ABRUZZO. Improvvisa, ma non imprevista, battuta d’arresto per l’assegnazione dell’appalto del Sovracup regionale da 60 mln di euro.
A pochi giorni dalla scadenza dei termini per chiudere definitivamente la gara, è sopraggiunto il ricorso della Manuntecoop, seconda classificata. E così si è bloccato tutto, in attesa della definizione di questo ricorso che mette in dubbio sia la validità della commissione sia i criteri di valutazione adottati per arrivare al vincitore che sarebbe un’Ati tra una società di Teramo ed una della Campania. Il condizionale è d’obbligo, perché all’assessorato regionale alla sanità sulla questione “appalto Sovracup” c’è uno sbarramento incredibile per le informazioni ed anche la segreteria del presidente Chiodi non riesce a saperne di più.
Quel poco che filtra fa pensare ad un appalto che non serve tanto a rispondere ai problemi della criticità di questo servizio, che pure è decisivo per la “sanità percepita” dai cittadini, ma che serve soprattutto per centralizzare e governare meglio un sistema che ora è diviso in quattro Asl.

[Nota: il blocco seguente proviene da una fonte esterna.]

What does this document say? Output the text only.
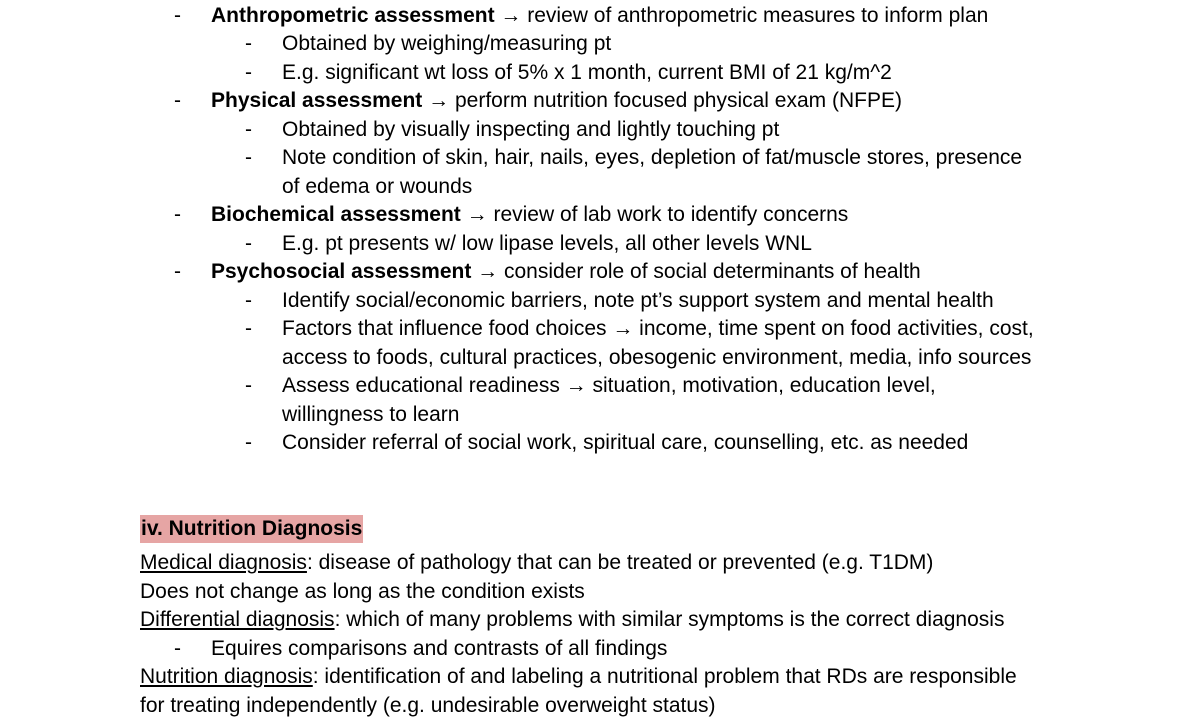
- Anthropometric assessment → review of anthropometric measures to inform plan
- Obtained by weighing/measuring pt
- E.g. significant wt loss of 5% x 1 month, current BMI of 21 kg/m^2
- Physical assessment → perform nutrition focused physical exam (NFPE)
- Obtained by visually inspecting and lightly touching pt
- Note condition of skin, hair, nails, eyes, depletion of fat/muscle stores, presence
of edema or wounds
- Biochemical assessment → review of lab work to identify concerns
- E.g. pt presents w/ low lipase levels, all other levels WNL
- Psychosocial assessment → consider role of social determinants of health
- Identify social/economic barriers, note pt’s support system and mental health
- Factors that influence food choices → income, time spent on food activities, cost,
access to foods, cultural practices, obesogenic environment, media, info sources
- Assess educational readiness → situation, motivation, education level,
willingness to learn
- Consider referral of social work, spiritual care, counselling, etc. as needed
iv. Nutrition Diagnosis
Medical diagnosis: disease of pathology that can be treated or prevented (e.g. T1DM)
Does not change as long as the condition exists
Differential diagnosis: which of many problems with similar symptoms is the correct diagnosis
- Equires comparisons and contrasts of all findings
Nutrition diagnosis: identification of and labeling a nutritional problem that RDs are responsible
for treating independently (e.g. undesirable overweight status)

E dagli importi sul tappeto (oltre 60 mln di euro) si capisce che c’è più di qualche interesse in gioco e forse la campagna elettorale.
Si parla di circa 300 assunzioni (senza garanzie per gli attuali occupati che sono in fibrillazione per il timore di perdere il posto di lavoro) e di sostituzione dell’hardware e del software, cioè dei computer e dei programmi per far funzionare il Cup unificato: nelle vicine Marche il Cup regionale è costato circa 12 mln, un quinto della cifra che è stata impegnata in Abruzzo. 

Ma che qualcosa in questo appalto non fosse proprio ben fatto è dimostrato dalle polemiche che accompagnarono la formazione della commissione, composta dai responsabili Cup delle varie Asl (con Chieti capofila) che sono medici o funzionari amministrativi, non necessariamente in possesso delle conoscenze tecniche indispensabili per maneggiare un appalto così complesso. Senza dire che molti di loro sono stati spesso sulla cronaca per le criticità registrate nei vari Cup provinciali. E senza dire che anche le recenti perfomance sono alquanto discutibili, non tanto per il contenuto quanto per la tempistica.
Infatti nei giorni scorsi, la responsabile del Cup di Chieti ha inviato un fax a tutti gli uffici periferici per conoscere - «in previsione dell’esternalizzazione del servizio» - il consumo di toner, cioè dell’inchiostro delle stampanti, ed il numero dei Pos utilizzati presso gli sportelli Cup.
Dati che forse dovevano essere richiesti ben prima o che dovevano comunque essere a conoscenza della commissione dell’appalto, perché è un pò difficile valutare la congruità di un’offerta se non si conoscono i dati dei singoli Cup provinciali.